9:00 AM Experience POWER CEO Roundtable
1:00 PM Session 1 – Fuel Cell Technology and Usages
The technology used in modern hydrogen fuel cells is not new—NASA used fuel cells for its manned space missions in the 1960s—but fuel cells have evolved. Advancements have led to longer-lasting, better-performing, more-efficient, and larger-scale fuel cell systems. Fuel cells are already being used in cars and buses, and fuel cell-based power plants with capacities as high as 50 MW have also been commissioned. This session will dive into the technology, explain where the market stands today, and help attendees better understand the role fuel cells could play in decarbonizing the world.

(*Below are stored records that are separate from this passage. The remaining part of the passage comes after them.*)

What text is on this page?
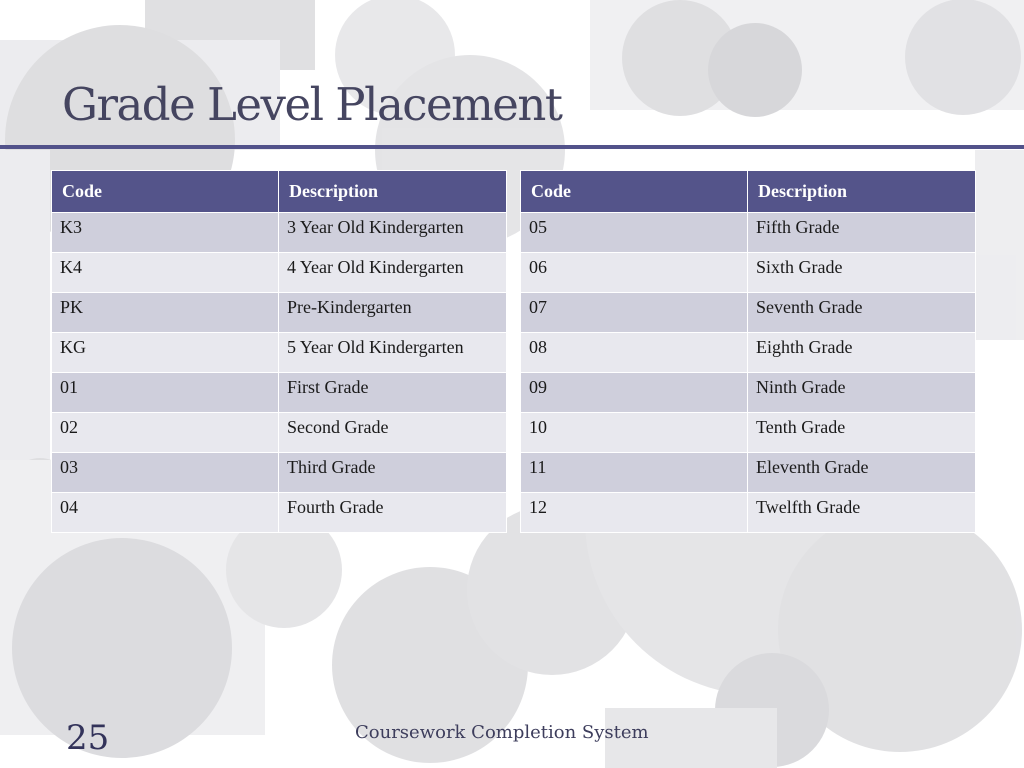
Grade Level Placement
Code	Description
K3	3 Year Old Kindergarten
K4	4 Year Old Kindergarten
PK	Pre-Kindergarten
KG	5 Year Old Kindergarten
01	First Grade
02	Second Grade
03	Third Grade
04	Fourth Grade
Code	Description
05	Fifth Grade
06	Sixth Grade
07	Seventh Grade
08	Eighth Grade
09	Ninth Grade
10	Tenth Grade
11	Eleventh Grade
12	Twelfth Grade
25	Coursework Completion System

3:00 PM Session 2 – Gas Turbine Developments
Equipment manufacturers are in a race to enhance gas turbine technology. Not only are they working to improve gas turbine efficiency, but they are also trying to expand fuel flexibility including the capability to operate heavy-duty gas turbines on 100% hydrogen. Some experts believe combustion technology improvements will achieve this breakthrough by 2025. In this session, presentations will touch on the latest advancements in gas turbine technology and explain the path forward. Attendees will also learn about some of the side effects that combusting 100% hydrogen could have on complementary plant equipment including heat recovery steam generators at combined cycle facilities.
Wednesday, October 20, 2021
10:00 AM – 6:00 PM – Exhibit Hall Open
8:00 AM Session 3 – Electrolyzer Technologies
This session will explore the different types of electrolyzer technologies that are used to produce “green” hydrogen from water. Attendees will learn about the different technologies, as well as latest technological developments, such as in membranes, catalysts and downstream processing.
10:00 AM Session 4 – Carbon Capture Opportunities and Challenges
Hydrogen produced from natural gas via traditional means — such as steam-methane reforming or autothermal reforming — can still provide a clean source of fuel (“blue” hydrogen) when the carbon emissions are captured and stored. This session will discuss the various industrial carbon-capture techniques and how “blue” hydrogen can present a cost-effective solution in many applications and serve as a bridge to a fully “green” hydrogen economy.
1:00 PM Session 5 – Water Usage Concerns and Solutions
Large-scale electrolysis projects must not only ensure a reliable source of water, but also confirm that the feed stream is free of contaminants that could hamper the electrochemical process. This session will discuss water-related topics and provide best practices for water usage in electrolysis projects.
3:00 PM Vendor Showcase
Thursday, October 21, 2021
8:30 AM Session 6 – Handling, Storage and Transportation
Hydrogen’s unique qualities mean that it can present logistical and safety challenges that must be overcome to reach widespread adoption in the energy sector. This session will explore ways the industry can address such challenges, including metal embrittlement, flammability and leakage.